Fewer Americans signed contracts to buy previously owned homes in October as credit markets seized, signaling the housing slump will extend into next year.

The index of signed purchase agreements, or pending home resales, fell a less-than-forecast 0.7%, to 88.9, from a revised 89.5 in September, according to a report the National Association of Realtors released Tuesday.

Gains in the South and Northeast offset weakness in the West and Midwest.

The drop in prices has attracted some buyers, preventing even steeper sales declines.

The "fundamentals of housing remain quite depressed," Dana Saporta, an economist at Dresdner Kleinwort in New York, said before the report's release.

"Credit constraints are a major hurdle," Ms. Saporta said. "There's a huge inventory, so prices will come down further."

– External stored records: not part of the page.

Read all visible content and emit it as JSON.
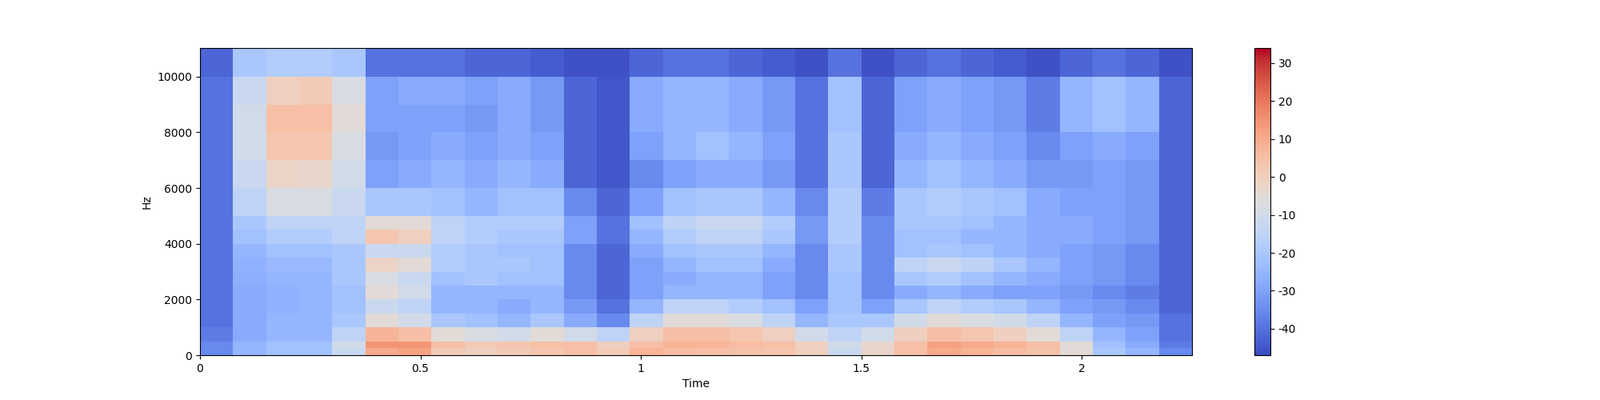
{
  "chart_data": {
    "type": "heatmap",
    "x_label": "Time",
    "y_label": "Hz",
    "xlim": [
      0,
      2.25
    ],
    "ylim": [
      0,
      11025
    ],
    "xticks": [
      0,
      0.5,
      1,
      1.5,
      2
    ],
    "yticks": [
      0,
      2000,
      4000,
      6000,
      8000,
      10000
    ],
    "x_edges": [
      0,
      0.075,
      0.15,
      0.225,
      0.3,
      0.375,
      0.45,
      0.525,
      0.6,
      0.675,
      0.75,
      0.825,
      0.9,
      0.975,
      1.05,
      1.125,
      1.2,
      1.275,
      1.35,
      1.425,
      1.5,
      1.575,
      1.65,
      1.725,
      1.8,
      1.875,
      1.95,
      2.025,
      2.1,
      2.175,
      2.25
    ],
    "y_edges": [
      0,
      250,
      500,
      1000,
      1500,
      2000,
      2500,
      3000,
      3500,
      4000,
      4500,
      5000,
      6000,
      7000,
      8000,
      9000,
      10000,
      11025
    ],
    "cells": [
      [
        -35,
        -25,
        -22,
        -22,
        -12,
        10,
        12,
        2,
        0,
        2,
        3,
        5,
        2,
        8,
        6,
        5,
        4,
        3,
        0,
        -12,
        -2,
        5,
        10,
        8,
        6,
        4,
        -5,
        -20,
        -25,
        -35
      ],
      [
        -35,
        -25,
        -22,
        -22,
        -10,
        15,
        15,
        5,
        2,
        3,
        5,
        5,
        0,
        5,
        8,
        8,
        6,
        5,
        0,
        -10,
        -3,
        5,
        12,
        10,
        8,
        5,
        -5,
        -22,
        -28,
        -38
      ],
      [
        -38,
        -28,
        -25,
        -25,
        -15,
        8,
        5,
        -5,
        -8,
        -10,
        -5,
        -10,
        -15,
        0,
        5,
        5,
        3,
        0,
        -10,
        -15,
        -10,
        0,
        5,
        3,
        0,
        -5,
        -15,
        -25,
        -30,
        -40
      ],
      [
        -40,
        -28,
        -25,
        -25,
        -20,
        -5,
        -10,
        -20,
        -22,
        -25,
        -20,
        -28,
        -35,
        -15,
        -5,
        -5,
        -8,
        -15,
        -25,
        -20,
        -20,
        -10,
        -5,
        -8,
        -10,
        -15,
        -25,
        -30,
        -32,
        -40
      ],
      [
        -40,
        -28,
        -26,
        -25,
        -22,
        -12,
        -15,
        -25,
        -25,
        -28,
        -25,
        -32,
        -40,
        -25,
        -15,
        -15,
        -18,
        -22,
        -30,
        -22,
        -30,
        -20,
        -15,
        -18,
        -20,
        -25,
        -30,
        -32,
        -35,
        -42
      ],
      [
        -40,
        -28,
        -26,
        -25,
        -22,
        -5,
        -10,
        -25,
        -25,
        -25,
        -25,
        -35,
        -42,
        -30,
        -25,
        -25,
        -25,
        -30,
        -35,
        -22,
        -35,
        -28,
        -25,
        -28,
        -30,
        -30,
        -32,
        -35,
        -38,
        -42
      ],
      [
        -40,
        -27,
        -25,
        -25,
        -20,
        -8,
        -12,
        -22,
        -20,
        -22,
        -22,
        -35,
        -42,
        -30,
        -28,
        -25,
        -25,
        -30,
        -35,
        -22,
        -35,
        -20,
        -18,
        -22,
        -25,
        -28,
        -30,
        -32,
        -35,
        -42
      ],
      [
        -40,
        -26,
        -24,
        -24,
        -20,
        -2,
        -5,
        -18,
        -20,
        -20,
        -22,
        -35,
        -42,
        -30,
        -25,
        -22,
        -22,
        -28,
        -35,
        -20,
        -35,
        -15,
        -12,
        -15,
        -20,
        -25,
        -30,
        -32,
        -35,
        -42
      ],
      [
        -40,
        -25,
        -22,
        -22,
        -20,
        -12,
        -12,
        -18,
        -20,
        -22,
        -22,
        -35,
        -42,
        -28,
        -22,
        -20,
        -20,
        -25,
        -35,
        -20,
        -35,
        -22,
        -20,
        -22,
        -25,
        -28,
        -30,
        -32,
        -35,
        -42
      ],
      [
        -40,
        -22,
        -18,
        -18,
        -15,
        3,
        0,
        -15,
        -18,
        -20,
        -20,
        -30,
        -40,
        -25,
        -18,
        -15,
        -15,
        -20,
        -32,
        -18,
        -35,
        -22,
        -22,
        -25,
        -25,
        -28,
        -28,
        -30,
        -32,
        -42
      ],
      [
        -40,
        -20,
        -15,
        -15,
        -15,
        -5,
        -5,
        -15,
        -18,
        -18,
        -18,
        -30,
        -40,
        -22,
        -15,
        -12,
        -12,
        -18,
        -32,
        -18,
        -35,
        -20,
        -20,
        -22,
        -25,
        -28,
        -28,
        -30,
        -32,
        -42
      ],
      [
        -40,
        -15,
        -8,
        -8,
        -12,
        -20,
        -20,
        -22,
        -25,
        -22,
        -22,
        -35,
        -42,
        -30,
        -22,
        -20,
        -20,
        -25,
        -35,
        -18,
        -38,
        -20,
        -18,
        -20,
        -22,
        -28,
        -30,
        -30,
        -32,
        -42
      ],
      [
        -40,
        -12,
        -2,
        -3,
        -10,
        -30,
        -28,
        -25,
        -28,
        -25,
        -28,
        -42,
        -45,
        -35,
        -30,
        -28,
        -28,
        -32,
        -40,
        -20,
        -42,
        -25,
        -22,
        -25,
        -28,
        -32,
        -32,
        -30,
        -32,
        -42
      ],
      [
        -40,
        -10,
        3,
        3,
        -8,
        -32,
        -30,
        -28,
        -30,
        -28,
        -30,
        -42,
        -45,
        -30,
        -25,
        -22,
        -25,
        -30,
        -40,
        -20,
        -42,
        -28,
        -25,
        -28,
        -30,
        -35,
        -30,
        -28,
        -30,
        -42
      ],
      [
        -40,
        -10,
        5,
        5,
        -5,
        -30,
        -30,
        -30,
        -32,
        -28,
        -32,
        -42,
        -45,
        -28,
        -25,
        -25,
        -28,
        -32,
        -40,
        -22,
        -42,
        -30,
        -28,
        -30,
        -32,
        -38,
        -25,
        -22,
        -25,
        -42
      ],
      [
        -40,
        -12,
        0,
        2,
        -8,
        -30,
        -28,
        -28,
        -30,
        -28,
        -32,
        -42,
        -45,
        -28,
        -25,
        -25,
        -28,
        -32,
        -40,
        -22,
        -42,
        -30,
        -28,
        -30,
        -32,
        -38,
        -25,
        -22,
        -25,
        -42
      ],
      [
        -42,
        -20,
        -18,
        -18,
        -20,
        -40,
        -40,
        -40,
        -42,
        -42,
        -44,
        -46,
        -46,
        -42,
        -40,
        -40,
        -42,
        -44,
        -46,
        -40,
        -46,
        -42,
        -40,
        -42,
        -44,
        -46,
        -42,
        -40,
        -42,
        -46
      ]
    ],
    "colorbar_range": [
      -47,
      34
    ],
    "colorbar_ticks": [
      -40,
      -30,
      -20,
      -10,
      0,
      10,
      20,
      30
    ]
  }
}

Economists expected pending sales to fall 3% after an originally reported drop of 4.6% in the prior month, according to the median forecast of 35 economists in a Bloomberg News survey.

Estimates ranged from a gain of 2.5% to a 7% drop.

The Realtors group, whose pending-sales data goes back to January 2001, started publishing the index in March 2005.

The gauge was down 1% from October 2007.

Pending resales jumped 7.8% in the South and 0.6% in the Northeast. They slumped 8.7% in the West and 4.3% in the Midwest.

Demand for housing remains "uneven" across the country, with some markets in Florida, California, and the Las Vegas region showing "healthy gains" from the same time last year, the Realtors said.

Pending resales are considered a leading indicator because they track contract signings.

Closings, which typically occur a month or two later, are tallied in the Realtors' report on sales of existing homes, due Dec. 23.

Purchases of previously owned homes, which account for about 90% of the market, fell in October and prices plunged by the most on record.

October sales of new homes, which account for the remainder, dropped to the lowest level in 17 years.

With the economy gripped by a recession, house prices have fallen by about a fifth from their peaks in mid-2006, according to the S&P/Case-Shiller home price index.

Prices "have to decline another 10% to 15% before they get back to pre-bubble levels," Martin Feldstein, a Harvard University economics professor, said in an interview Tuesday. "The danger is it's worse than that."

Real estate businesses are struggling. LandAmerica Financial Group Inc., the third-largest U.S. title insurer, filed for bankruptcy protection last month. A "brutal real estate, credit, and capital market environment" led to the filing, said Theodore L. Chandler Jr., LandAmerica's chairman and chief executive.